Grateful Lonely Part 2 of 2

Have you ever had that lighting rod feeling of just knowing when something is right? I have only experienced it a few times in my life, but I trust it with the core of my soul. Whether it is moving to a new city or deciding between the shrimp tacos or pimento cheese bacon burger at Poe’s (favorite local burger joint), you just have that inkling. By the way, it’s SO shrimp taco.

As Oprah says, “listen to the whispers.” The choice to be alone (after having agonized in bad relationships*) is the only way for me now_and that is totally okay! It is from this central, natural place in my soul (which hosts joy, peace, and feelings of happiness) that I know it to be true.

In researching this blog, I thought about the antithesis of solitude, companionship. My theory being that I would go through years of solitariness for the right companion. Being a data-driven MBA, I decided I was going to do a weighted average and assign values to the emotions Love and Loneliness (que God laughing). I quickly figured out that you cannot quantify either_they are both just a state of being_an experience. Loneliness is just a thing and ever-changing like the ebb and flow of so many emotions and THINGS in our lives. Why not focus on a better thought?

We should be thankful for all experiences. And while to some degree we are all alone (the human condition), we are alive!

The onus is on us to choose correctly. Be conscientious about how you spend your PRECIOUS time, recognizing that you will never have as much of it as you did in 5th grade or college. It is okay to be by yourself. Choosing to be alone allows for:

1. Positive self worth_I feel good about doing what feels right and brings me joy.

2. Strong self-esteem_choose the company of those who appreciate you and enhance your self-worth.

3. Peace of mind_ fulfilling relationships give a sense of calm and safety. I am starting with being happy with myself so that I will be “150%” for my friends and companions.

4. Good influence_be a good role model for other women and girls.

Feeling fulfilled is what we should strive for. We were not put on the earth to suffer. If you are lonely, explore the ideas below which define ways to get you out of yourself and focused on connectivity.

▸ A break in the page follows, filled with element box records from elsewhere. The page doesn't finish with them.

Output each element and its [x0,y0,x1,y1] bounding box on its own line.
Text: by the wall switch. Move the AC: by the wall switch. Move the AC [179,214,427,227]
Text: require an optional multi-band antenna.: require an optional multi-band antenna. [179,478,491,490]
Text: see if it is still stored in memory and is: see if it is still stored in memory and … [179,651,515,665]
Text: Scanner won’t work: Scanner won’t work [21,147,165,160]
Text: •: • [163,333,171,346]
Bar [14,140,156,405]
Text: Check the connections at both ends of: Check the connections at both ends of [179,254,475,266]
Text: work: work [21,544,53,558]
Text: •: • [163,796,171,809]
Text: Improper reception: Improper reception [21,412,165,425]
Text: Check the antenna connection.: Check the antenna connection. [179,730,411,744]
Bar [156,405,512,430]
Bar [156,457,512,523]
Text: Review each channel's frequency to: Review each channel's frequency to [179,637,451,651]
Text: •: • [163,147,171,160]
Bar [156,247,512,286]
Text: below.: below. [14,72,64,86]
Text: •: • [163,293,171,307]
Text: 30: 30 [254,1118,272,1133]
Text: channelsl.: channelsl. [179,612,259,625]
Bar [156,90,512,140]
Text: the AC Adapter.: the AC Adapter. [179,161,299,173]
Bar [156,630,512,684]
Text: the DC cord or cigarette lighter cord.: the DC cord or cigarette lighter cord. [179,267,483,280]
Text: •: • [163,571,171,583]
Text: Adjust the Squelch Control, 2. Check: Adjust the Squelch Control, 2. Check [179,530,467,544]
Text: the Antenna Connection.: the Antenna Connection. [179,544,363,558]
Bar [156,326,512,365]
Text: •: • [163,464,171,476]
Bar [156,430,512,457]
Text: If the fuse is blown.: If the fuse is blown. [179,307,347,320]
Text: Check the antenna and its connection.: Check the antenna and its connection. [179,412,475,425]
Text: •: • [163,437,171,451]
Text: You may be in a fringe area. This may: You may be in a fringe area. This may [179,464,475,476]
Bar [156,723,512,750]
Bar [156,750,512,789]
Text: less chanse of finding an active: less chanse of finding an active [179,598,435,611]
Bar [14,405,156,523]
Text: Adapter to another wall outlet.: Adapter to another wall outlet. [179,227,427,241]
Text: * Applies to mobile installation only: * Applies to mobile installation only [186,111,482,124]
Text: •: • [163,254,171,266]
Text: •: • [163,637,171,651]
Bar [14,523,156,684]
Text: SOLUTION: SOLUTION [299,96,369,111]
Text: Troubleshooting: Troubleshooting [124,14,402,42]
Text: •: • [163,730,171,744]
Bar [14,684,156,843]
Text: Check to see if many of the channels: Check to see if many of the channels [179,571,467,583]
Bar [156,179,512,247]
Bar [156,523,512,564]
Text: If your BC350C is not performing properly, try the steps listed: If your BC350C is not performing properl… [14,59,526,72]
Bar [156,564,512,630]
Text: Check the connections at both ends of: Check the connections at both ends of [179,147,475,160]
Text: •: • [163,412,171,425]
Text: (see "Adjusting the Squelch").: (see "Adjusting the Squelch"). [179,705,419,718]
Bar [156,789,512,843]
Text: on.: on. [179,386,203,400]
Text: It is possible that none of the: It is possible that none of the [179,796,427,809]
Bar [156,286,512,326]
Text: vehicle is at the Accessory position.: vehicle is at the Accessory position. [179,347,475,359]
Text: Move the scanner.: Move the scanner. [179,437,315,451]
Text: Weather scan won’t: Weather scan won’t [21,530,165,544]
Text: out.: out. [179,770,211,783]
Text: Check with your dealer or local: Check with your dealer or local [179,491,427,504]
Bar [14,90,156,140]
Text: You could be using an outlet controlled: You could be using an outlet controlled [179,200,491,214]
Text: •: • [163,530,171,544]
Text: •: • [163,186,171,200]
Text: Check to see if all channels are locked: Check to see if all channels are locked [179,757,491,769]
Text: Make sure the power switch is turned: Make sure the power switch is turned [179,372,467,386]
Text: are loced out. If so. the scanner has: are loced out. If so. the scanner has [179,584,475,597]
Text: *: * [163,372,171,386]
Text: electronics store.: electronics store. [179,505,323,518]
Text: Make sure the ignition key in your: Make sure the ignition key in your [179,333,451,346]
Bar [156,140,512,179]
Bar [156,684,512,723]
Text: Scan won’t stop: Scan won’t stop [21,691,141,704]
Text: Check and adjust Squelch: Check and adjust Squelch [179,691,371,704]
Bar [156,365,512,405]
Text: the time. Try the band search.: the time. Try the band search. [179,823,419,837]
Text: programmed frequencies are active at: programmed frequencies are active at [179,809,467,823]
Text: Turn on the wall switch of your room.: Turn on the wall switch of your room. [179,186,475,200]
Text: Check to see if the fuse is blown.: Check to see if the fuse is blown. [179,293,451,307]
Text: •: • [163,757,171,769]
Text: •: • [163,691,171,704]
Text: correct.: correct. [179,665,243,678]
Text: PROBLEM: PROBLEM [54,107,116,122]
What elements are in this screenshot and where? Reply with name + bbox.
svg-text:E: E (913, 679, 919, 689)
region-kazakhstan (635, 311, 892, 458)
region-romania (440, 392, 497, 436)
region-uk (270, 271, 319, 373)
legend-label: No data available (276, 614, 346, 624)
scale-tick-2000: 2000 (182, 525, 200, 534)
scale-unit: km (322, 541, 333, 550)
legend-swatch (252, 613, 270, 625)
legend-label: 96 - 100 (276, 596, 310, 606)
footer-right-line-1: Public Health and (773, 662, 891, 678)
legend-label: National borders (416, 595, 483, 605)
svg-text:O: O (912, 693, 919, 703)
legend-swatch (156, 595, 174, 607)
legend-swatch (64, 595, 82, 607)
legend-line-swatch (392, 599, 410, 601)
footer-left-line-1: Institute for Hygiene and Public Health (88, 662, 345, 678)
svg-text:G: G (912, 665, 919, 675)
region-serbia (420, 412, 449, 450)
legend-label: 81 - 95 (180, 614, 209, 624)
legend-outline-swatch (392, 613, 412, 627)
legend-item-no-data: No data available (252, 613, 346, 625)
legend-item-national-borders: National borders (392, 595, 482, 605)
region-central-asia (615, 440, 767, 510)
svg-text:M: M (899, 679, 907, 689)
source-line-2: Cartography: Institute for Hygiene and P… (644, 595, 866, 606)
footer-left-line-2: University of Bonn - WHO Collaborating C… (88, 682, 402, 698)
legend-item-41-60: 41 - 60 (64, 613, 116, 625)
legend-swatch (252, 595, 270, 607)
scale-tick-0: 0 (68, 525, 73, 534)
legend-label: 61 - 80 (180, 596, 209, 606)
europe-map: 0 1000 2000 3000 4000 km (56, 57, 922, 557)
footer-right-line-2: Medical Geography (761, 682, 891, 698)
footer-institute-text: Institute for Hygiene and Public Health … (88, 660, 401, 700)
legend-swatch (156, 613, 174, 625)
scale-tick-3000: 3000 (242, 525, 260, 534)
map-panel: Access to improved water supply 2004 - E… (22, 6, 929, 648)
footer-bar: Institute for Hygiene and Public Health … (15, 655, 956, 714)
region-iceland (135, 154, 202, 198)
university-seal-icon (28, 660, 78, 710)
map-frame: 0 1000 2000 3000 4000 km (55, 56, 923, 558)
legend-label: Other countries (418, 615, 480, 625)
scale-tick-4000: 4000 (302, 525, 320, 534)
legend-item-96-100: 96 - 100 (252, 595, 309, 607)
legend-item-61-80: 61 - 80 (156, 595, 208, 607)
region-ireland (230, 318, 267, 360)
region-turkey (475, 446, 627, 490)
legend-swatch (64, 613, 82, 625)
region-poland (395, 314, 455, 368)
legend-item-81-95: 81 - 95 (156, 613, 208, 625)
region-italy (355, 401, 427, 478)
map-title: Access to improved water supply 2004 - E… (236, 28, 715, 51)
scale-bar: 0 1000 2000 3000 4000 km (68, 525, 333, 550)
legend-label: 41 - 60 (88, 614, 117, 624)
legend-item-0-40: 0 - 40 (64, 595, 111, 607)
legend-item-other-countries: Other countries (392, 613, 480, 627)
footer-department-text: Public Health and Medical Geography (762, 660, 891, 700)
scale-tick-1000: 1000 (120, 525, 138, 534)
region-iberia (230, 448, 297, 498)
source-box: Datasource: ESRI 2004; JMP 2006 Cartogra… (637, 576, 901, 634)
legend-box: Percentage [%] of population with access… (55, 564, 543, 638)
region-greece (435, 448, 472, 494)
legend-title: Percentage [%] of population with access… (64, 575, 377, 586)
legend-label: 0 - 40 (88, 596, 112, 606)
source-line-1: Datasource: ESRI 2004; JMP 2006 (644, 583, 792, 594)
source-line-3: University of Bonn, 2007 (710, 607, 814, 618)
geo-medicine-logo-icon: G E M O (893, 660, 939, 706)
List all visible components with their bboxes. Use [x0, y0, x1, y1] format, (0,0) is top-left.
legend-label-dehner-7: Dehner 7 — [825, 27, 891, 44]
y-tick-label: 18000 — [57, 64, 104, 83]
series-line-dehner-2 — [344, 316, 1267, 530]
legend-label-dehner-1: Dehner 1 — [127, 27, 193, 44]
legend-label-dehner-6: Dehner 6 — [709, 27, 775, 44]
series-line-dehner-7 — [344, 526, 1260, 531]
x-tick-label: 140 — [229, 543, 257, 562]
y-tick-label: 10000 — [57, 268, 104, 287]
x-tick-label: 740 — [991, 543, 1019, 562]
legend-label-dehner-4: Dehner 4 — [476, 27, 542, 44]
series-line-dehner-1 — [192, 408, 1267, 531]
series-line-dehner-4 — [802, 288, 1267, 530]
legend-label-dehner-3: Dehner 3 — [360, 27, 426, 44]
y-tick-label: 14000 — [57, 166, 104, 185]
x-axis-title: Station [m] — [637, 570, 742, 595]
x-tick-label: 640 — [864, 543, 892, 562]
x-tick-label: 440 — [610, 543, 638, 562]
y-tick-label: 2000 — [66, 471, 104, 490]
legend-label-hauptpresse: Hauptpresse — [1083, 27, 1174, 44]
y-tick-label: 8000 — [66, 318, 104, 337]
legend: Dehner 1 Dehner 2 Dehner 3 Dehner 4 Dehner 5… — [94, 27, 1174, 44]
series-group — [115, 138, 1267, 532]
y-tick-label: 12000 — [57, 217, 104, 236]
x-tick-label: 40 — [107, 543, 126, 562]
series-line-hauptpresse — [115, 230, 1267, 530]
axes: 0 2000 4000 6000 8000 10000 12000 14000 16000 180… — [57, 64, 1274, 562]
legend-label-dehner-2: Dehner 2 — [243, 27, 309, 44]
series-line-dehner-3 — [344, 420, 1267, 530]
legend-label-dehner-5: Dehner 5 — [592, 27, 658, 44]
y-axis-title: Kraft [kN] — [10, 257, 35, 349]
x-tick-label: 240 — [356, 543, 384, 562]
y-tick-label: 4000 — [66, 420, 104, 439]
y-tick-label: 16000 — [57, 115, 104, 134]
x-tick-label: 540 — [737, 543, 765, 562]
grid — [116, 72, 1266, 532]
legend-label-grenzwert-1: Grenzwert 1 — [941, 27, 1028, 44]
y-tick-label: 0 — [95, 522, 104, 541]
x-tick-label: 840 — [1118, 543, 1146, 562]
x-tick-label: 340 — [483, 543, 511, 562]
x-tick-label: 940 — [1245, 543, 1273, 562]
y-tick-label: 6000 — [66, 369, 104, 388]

· Holidays_arrange your own get together with one or more friends -try “Galentines” or having “Friends Giving “

· Connect with people though apps and be receptive to engaging. When you go to an event, try not to be judgmental; have a number in mind of how many people you would like to meet. If you put yourself out there in a positive way, you will connect. It’s the Law of Attraction and a numbers game!

· Show up_attend a weekly yoga or gym class where you can see folks on a consistent basis_don’t bail!

· Join or start a meet up group_cities are marvelous for dog groups in the park.

· Stay in the moment_breathe.

· Revive a dormant friendship_ reach out to someone you have not seen in a while.

· Volunteer_make a habit of nurturing others. This creates a feeling of connection.

Call that long lost friend from your 5th grade girl squad! How awesome is it that you still are connected! Or head out to brunch on your own with a good magazine and your boundless spirit and energy. Speak with at least 3 people in the restaurant and be open, you never know where you will meet your next friend. Embrace being you, your awesomeness and your BOLD decision to live your life without depending on others for your happiness. Be grateful for the choice to be by yourself_it’s the one you made so you know it’s the right one. Everything in life is leading you forward.

While Grateful Lonely is not the easy way, I know it is perfect for me in the moment. It means I am moving in the right direction. I am so lucky to live in an age where I can decide how I spend my time. And whether it is in this life or the next when I meet my prince charming (or connect with new friends), I’ll bet you a shrimp taco that it will be as true and real as the sunrise on a clear day… oh and I’ll take that taco with fries please.